# Need help finding a saxophonist



## amagras (Apr 22, 2015)

Can someone help me find a saxophonist who is willing to play one of my songs? I can not pay because I do not sell this music but I can offer my studio and skills in payment.

Thanks in advance, I know it's crazy but I have to try.

andreimartinezagras.webs.com
Here is an example for consideration
https://youtu.be/NDV6IQJgxSE


----------



## Guest (Sep 23, 2015)

Bandmix.ca


----------



## amagras (Apr 22, 2015)

Good idea! Thanks


----------



## amagras (Apr 22, 2015)

laristotle said:


> Bandmix.ca


Nah, hasn't work...


----------



## Chito (Feb 17, 2006)

You are in Ottawa right?
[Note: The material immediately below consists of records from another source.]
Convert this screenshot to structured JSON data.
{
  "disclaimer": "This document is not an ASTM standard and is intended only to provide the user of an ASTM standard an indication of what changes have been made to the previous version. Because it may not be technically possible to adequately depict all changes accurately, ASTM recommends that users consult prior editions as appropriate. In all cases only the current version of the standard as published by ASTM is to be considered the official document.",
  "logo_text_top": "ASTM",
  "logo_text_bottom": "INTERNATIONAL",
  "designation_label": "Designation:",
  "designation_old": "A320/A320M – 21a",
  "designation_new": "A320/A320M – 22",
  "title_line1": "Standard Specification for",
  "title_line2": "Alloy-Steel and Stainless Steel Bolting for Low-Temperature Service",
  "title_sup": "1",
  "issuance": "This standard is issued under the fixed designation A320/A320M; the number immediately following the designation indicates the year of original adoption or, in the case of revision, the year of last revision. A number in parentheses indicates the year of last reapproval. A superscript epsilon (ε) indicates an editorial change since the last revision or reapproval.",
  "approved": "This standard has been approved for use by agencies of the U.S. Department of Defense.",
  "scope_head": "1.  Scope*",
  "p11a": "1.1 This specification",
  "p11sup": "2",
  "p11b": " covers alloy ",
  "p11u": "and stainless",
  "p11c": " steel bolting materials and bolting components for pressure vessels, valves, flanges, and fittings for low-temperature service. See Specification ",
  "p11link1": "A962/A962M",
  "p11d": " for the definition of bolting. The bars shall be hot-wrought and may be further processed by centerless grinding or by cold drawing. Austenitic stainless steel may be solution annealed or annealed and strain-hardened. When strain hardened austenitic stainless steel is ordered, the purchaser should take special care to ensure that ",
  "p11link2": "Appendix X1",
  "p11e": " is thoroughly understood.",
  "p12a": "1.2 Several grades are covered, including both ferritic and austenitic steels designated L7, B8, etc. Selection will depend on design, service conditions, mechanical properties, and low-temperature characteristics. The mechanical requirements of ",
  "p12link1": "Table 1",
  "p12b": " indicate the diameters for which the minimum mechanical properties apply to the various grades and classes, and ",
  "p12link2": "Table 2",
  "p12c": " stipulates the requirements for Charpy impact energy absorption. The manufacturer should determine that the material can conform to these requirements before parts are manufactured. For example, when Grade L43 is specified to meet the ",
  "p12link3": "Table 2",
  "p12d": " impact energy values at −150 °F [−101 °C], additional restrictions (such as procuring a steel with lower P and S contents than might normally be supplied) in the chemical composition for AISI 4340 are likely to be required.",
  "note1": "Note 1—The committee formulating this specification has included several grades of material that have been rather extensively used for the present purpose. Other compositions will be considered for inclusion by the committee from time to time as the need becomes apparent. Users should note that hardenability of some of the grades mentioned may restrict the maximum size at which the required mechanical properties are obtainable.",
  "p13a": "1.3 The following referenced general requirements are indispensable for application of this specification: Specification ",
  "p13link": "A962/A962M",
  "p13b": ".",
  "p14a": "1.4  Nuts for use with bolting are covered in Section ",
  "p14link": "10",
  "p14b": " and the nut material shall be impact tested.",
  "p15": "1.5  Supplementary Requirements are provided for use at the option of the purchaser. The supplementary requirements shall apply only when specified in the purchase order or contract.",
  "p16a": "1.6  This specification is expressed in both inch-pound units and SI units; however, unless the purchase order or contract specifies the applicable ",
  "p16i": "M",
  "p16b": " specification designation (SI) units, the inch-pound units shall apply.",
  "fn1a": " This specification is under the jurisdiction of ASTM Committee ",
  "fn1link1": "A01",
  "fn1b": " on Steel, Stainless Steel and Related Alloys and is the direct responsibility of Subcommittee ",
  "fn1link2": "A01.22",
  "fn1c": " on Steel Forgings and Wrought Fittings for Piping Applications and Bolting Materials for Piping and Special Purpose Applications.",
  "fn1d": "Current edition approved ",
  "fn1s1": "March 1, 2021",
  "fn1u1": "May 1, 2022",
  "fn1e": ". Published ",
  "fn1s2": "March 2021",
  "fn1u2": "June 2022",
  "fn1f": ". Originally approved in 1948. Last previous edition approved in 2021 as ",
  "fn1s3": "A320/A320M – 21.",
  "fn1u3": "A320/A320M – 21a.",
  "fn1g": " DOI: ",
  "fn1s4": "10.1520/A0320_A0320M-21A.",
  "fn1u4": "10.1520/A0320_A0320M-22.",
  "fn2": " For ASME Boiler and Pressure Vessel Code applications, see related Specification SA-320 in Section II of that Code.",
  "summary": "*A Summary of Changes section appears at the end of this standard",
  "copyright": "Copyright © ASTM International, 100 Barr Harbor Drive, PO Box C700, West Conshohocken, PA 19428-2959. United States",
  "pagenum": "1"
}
Have you tried posting at http:// www.theottawamusician.com ? That's where I've found a few musicians that I have played with.

Sent from my mobile computer.


----------



## Chito (Feb 17, 2006)

If you are on Facebook, do a search on Ottawa music and join the different groups and post your ad in there.

Sent from my mobile computer.


----------



## amagras (Apr 22, 2015)

Thanks Chito for the link and the suggestion. I see you are in Ottawa too (greco told me before) maybe I'll have the opportunity to meet you in person someday.


----------



## Chito (Feb 17, 2006)

You're welcome. For sure. Most times folks here I've met when doing gear deals. I'm in the west end.

Sent from my mobile computer.


----------



## amagras (Apr 22, 2015)

At this point I have to say that www.theottawamusician.com seems not to be a very frequented website.


----------



## Neil Sharpe (Nov 19, 2015)

Try Saxontheweb.net, the world's largest sax forum, with nearly 50,000 members, including a large number of Canadians. You could try posting in the "Working Pros" section. Registration is free.
http://forum.saxontheweb.net/forum.php


----------



## amagras (Apr 22, 2015)

Neil Sharpe said:


> Try Saxontheweb.net, the world's largest sax forum, with nearly 50,000 members, including a large number of Canadians. You could try posting in the "Working Pros" section. Registration is free.
> http://forum.saxontheweb.net/forum.php


Thank you Neil!


----------